I don't normally see Christ in my everyday life. Even when I look carefully, even when I try to conceive of Christ in abstract terms, the days look pretty drab and ordinary.

Take today, for instance. It is Sunday. I got up; I studied; I went to church; I studied some more, talked to friends on the phone, went for a run, had dinner with my parents and brother, and now I'm home writing. The day was mostly gray. The only remarkable thing about it was that it was unseasonably warm, but that doesn't make it much more interesting.

When I lament my ordinary, boring life, I am chastised by Rilke's words in Letters to a Young Poet: "If your everyday life seems poor, don't blame it; blame yourself; admit to yourself that you are not enough of a poet to call forth its riches."

This seems to say that there are no boring lives, no boring days, only failures of insight and imagination. If my day seems dull, Rilke says, I am just not reading it right.

LOOKING FOR ARROWHEADS

Finding magic in daily life is hard for me. It requires patience and perseverance, like when I was a kid and looked beside creeks for arrowheads: I never actually found one. I looked and looked, found no arrowheads, just lots of rocks. When I read my regular days, I feel like I am sifting through the gravel of my life, finding nothing but more gravel, never the arrowhead that I'm hoping for.

But what if I'm looking for the wrong thing? What if the arrowhead isn't the only magical find possible? Perhaps there is something of beauty in these rocks themselves. If rocks are magic, then I can read my day differently: I got up on a warm Sunday morning, the air moist and windy, with all the energy of a storm coming. I went to my favorite café to study, drank good coffee, and studied how to run human services agencies well, so that they can do good work and communities can get healthier.
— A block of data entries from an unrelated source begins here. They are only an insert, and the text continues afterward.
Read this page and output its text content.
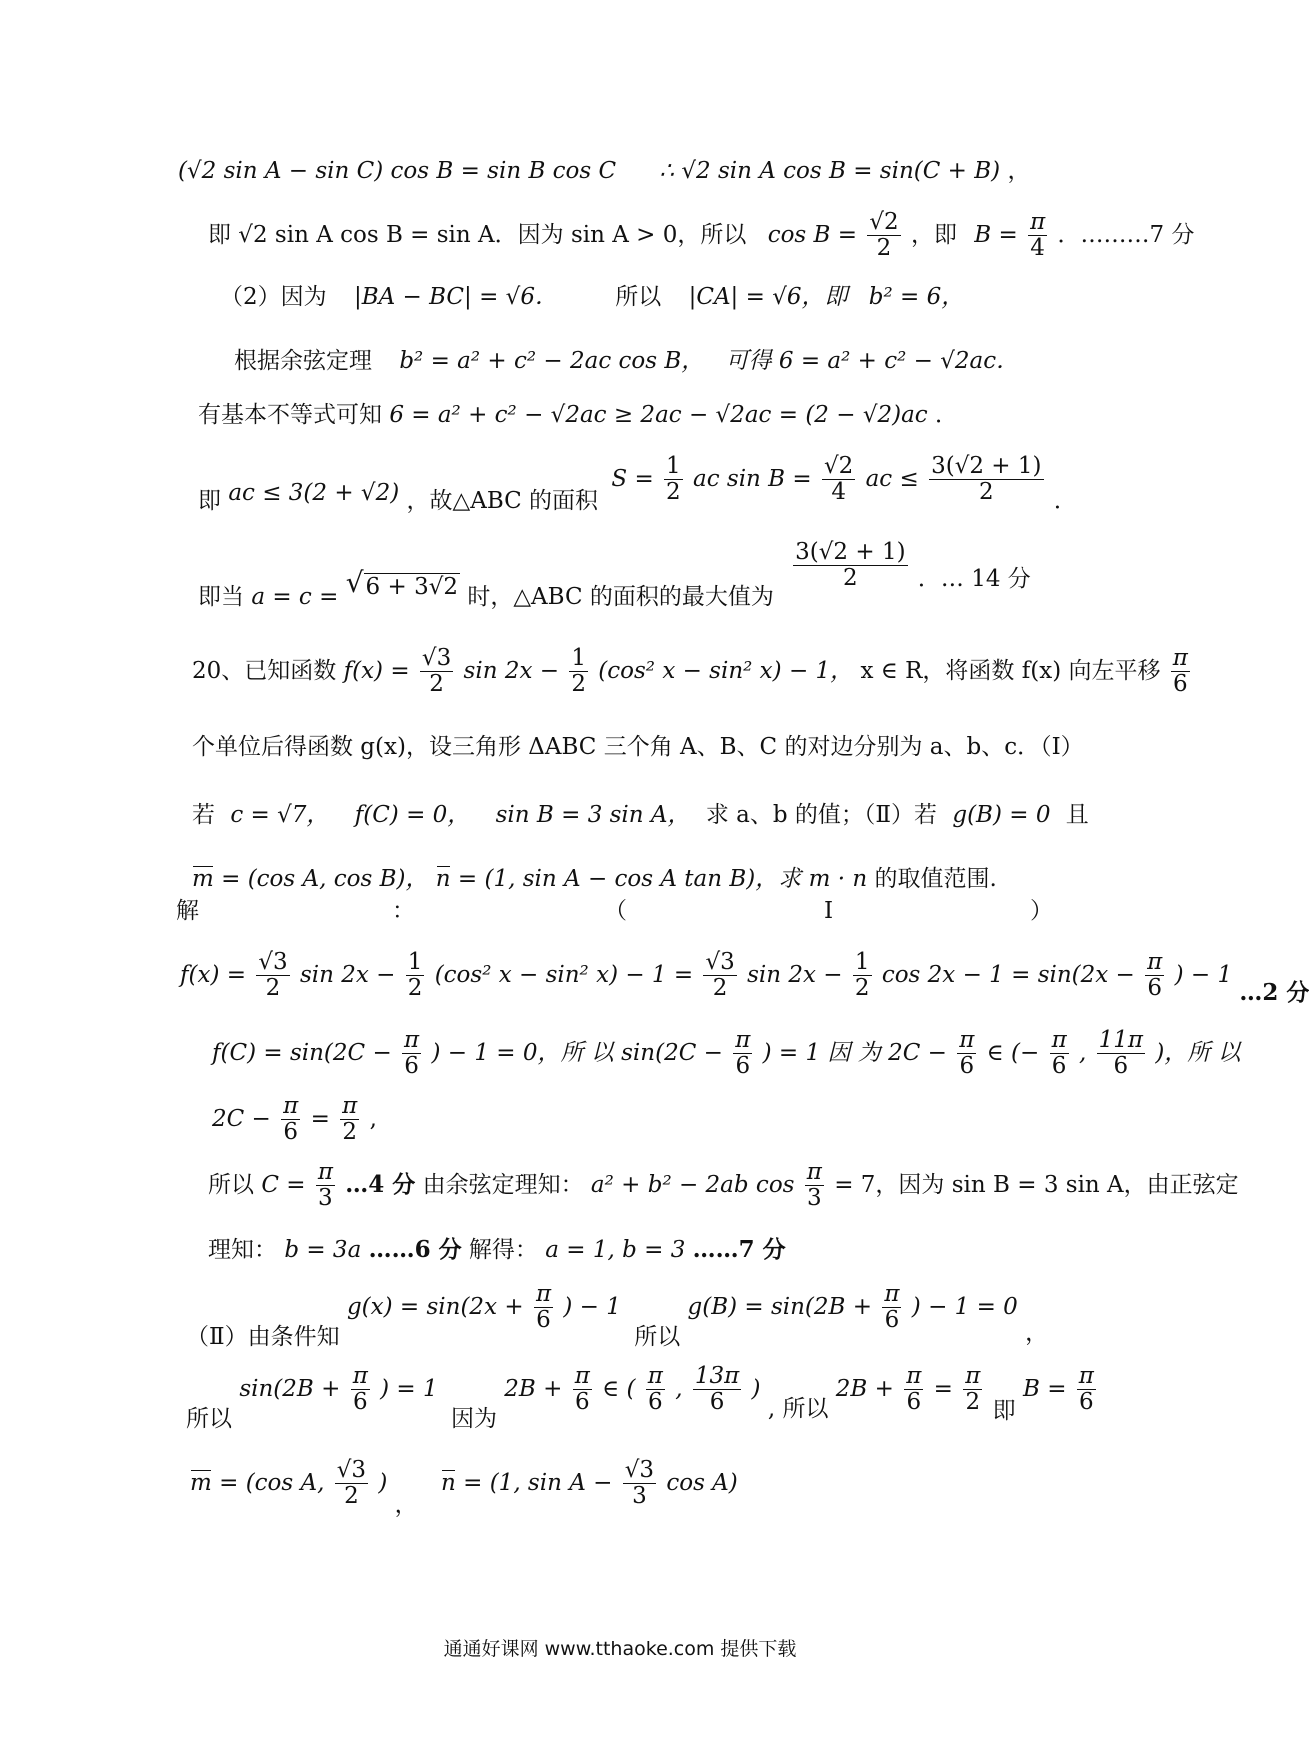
(√2 sin A − sin C) cos B = sin B cos C ∴ √2 sin A cos B = sin(C + B) ，
即 √2 sin A cos B = sin A．因为 sin A > 0，所以 $\cos B = \frac{√2}{2}$ ，即 $B = \frac{\pi}{4}$ ．………7 分
（2）因为 |BA − BC| = √6． 所以 |CA| = √6，即 b² = 6，
根据余弦定理 b² = a² + c² − 2ac cos B， 可得 6 = a² + c² − √2ac．
有基本不等式可知 6 = a² + c² − √2ac ≥ 2ac − √2ac = (2 − √2)ac ．
即 ac ≤ 3(2 + √2) ，故△ABC 的面积 $S = \frac{1}{2}$ ac $\sin B = \frac{√2}{4}$ ac ≤ $\frac{3(√2 + 1)}{2}$ ．
即当 a = c = √6 + 3√2 时，△ABC 的面积的最大值为
$\frac{3(√2 + 1)}{2}$ ．… 14 分
20、已知函数 $f(x) = \frac{√3}{2}$ $\sin 2x - \frac{1}{2} (\cos^2$ x − sin² x) − 1， x ∈ R，将函数 f(x) 向左平移 $\frac{\pi}{6}$
个单位后得函数 g(x)，设三角形 ΔABC 三个角 A、B、C 的对边分别为 a、b、c．（Ⅰ）
若 c = √7， f(C) = 0， sin B = 3 sin A， 求 a、b 的值；（Ⅱ）若 g(B) = 0 且
m = (cos A, cos B)， n = (1, sin A − cos A tan B)，求 m · n 的取值范围.
解	：	（	Ⅰ	）
$f(x) = \frac{√3}{2}$ $\sin 2x - \frac{1}{2} (\cos^2$ x − sin² $x) - 1 = \frac{√3}{2}$ $\sin 2x - \frac{1}{2}$ $\cos 2x - 1 = \sin(2x - \frac{\pi}{6}$ ) − 1 …2 分
$f(C) = \sin(2C - \frac{\pi}{6}$ ) − 1 = 0，所 以 $\sin(2C - \frac{\pi}{6}$ ) = 1 因 为 $2C - \frac{\pi}{6}$ ∈ (− $\frac{\pi}{6}$ , $\frac{11\pi}{6}$ )，所 以
$2C - \frac{\pi}{6} = \frac{\pi}{2}$ ,
所以 $C = \frac{\pi}{3}$ …4 分 由余弦定理知： a² + b² − 2ab $\cos \frac{\pi}{3} = 7$，因为 sin B = 3 sin A，由正弦定
理知： b = 3a ……6 分 解得： a = 1, b = 3 ……7 分
（Ⅱ）由条件知 $g(x) = \sin(2x + \frac{\pi}{6}$ ) − 1 所以 $g(B) = \sin(2B + \frac{\pi}{6}$ ) − 1 = 0 ，
所以 $\sin(2B + \frac{\pi}{6}$ ) = 1 因为 $2B + \frac{\pi}{6}$ ∈ ( $\frac{\pi}{6}$ , $\frac{13\pi}{6}$ ) , 所以 $2B + \frac{\pi}{6} = \frac{\pi}{2}$ 即 $B = \frac{\pi}{6}$
m = (cos A, $\frac{√3}{2}$ ) ， n = (1, $\sin A - \frac{√3}{3}$ cos A)
通通好课网 www.tthaoke.com 提供下载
I went to church and heard a sermon about listening to one's dreams, and I felt hope for a new year. A friend called and we made plans to see a movie together. With the evening still warm and blustery, I went for a run and pushed myself hard, listening to music. I met my parents and brother for dinner, talked about the previous week; leaving, I hugged my parents, told them I loved them. Was Christ not in that day? Was that day so drab, or was Christ with me, born over and over again, and in my cursory first reading I glanced right over him?

CHRIST IS HERE

These Christ-sightings are an Epiphany message for me. Christmas says Christ is here, born into the world. Epiphany says it's up to us to find him, and it may not be easy. We may have to walk a long road, follow strange guidance, and encounter Herod-like dangers. Epiphany celebrates humankind's accomplishment of a very difficult task. Christ's birth is a miracle indeed, but it's possibly a still greater miracle that we, the earnest yet ever-benighted human race, manage to recognize him, tiny and humble, lying in a barn in some no-name town.

Epiphany calls me to step up my theological reflection a notch. When I expect Christ to enter my day with lots of fanfare and, at the end of the day, bemoan that "nothing happened," I wonder if I am getting Christ wrong somehow. Christ originally entered the world in pretty ordinary human style, even more humbly than most humans do.

At the same time, the magic of Christ is that love became incarnate here, that we are promised abundant life, triumph over death. Those concepts seem so abstract, too lofty to apply to one day in one small life.

Yet Christ is precisely that point at which the divine and human intersect, where God meets us in our mundane daily reality. This is one of the most beautiful insights of Christianity: that God comes into our place, with all its ordinariness. Our God is willing to live through our boring days with us.

Epiphany celebrates not only that God chooses to do this, but that one day we woke up and noticed it. May we wake up to this fact again and again, experiencing one glorious Epiphany after another.


Sarah Parsons is a social worker and author of the Upper Room book A Clearing Season: Reflections for Lent.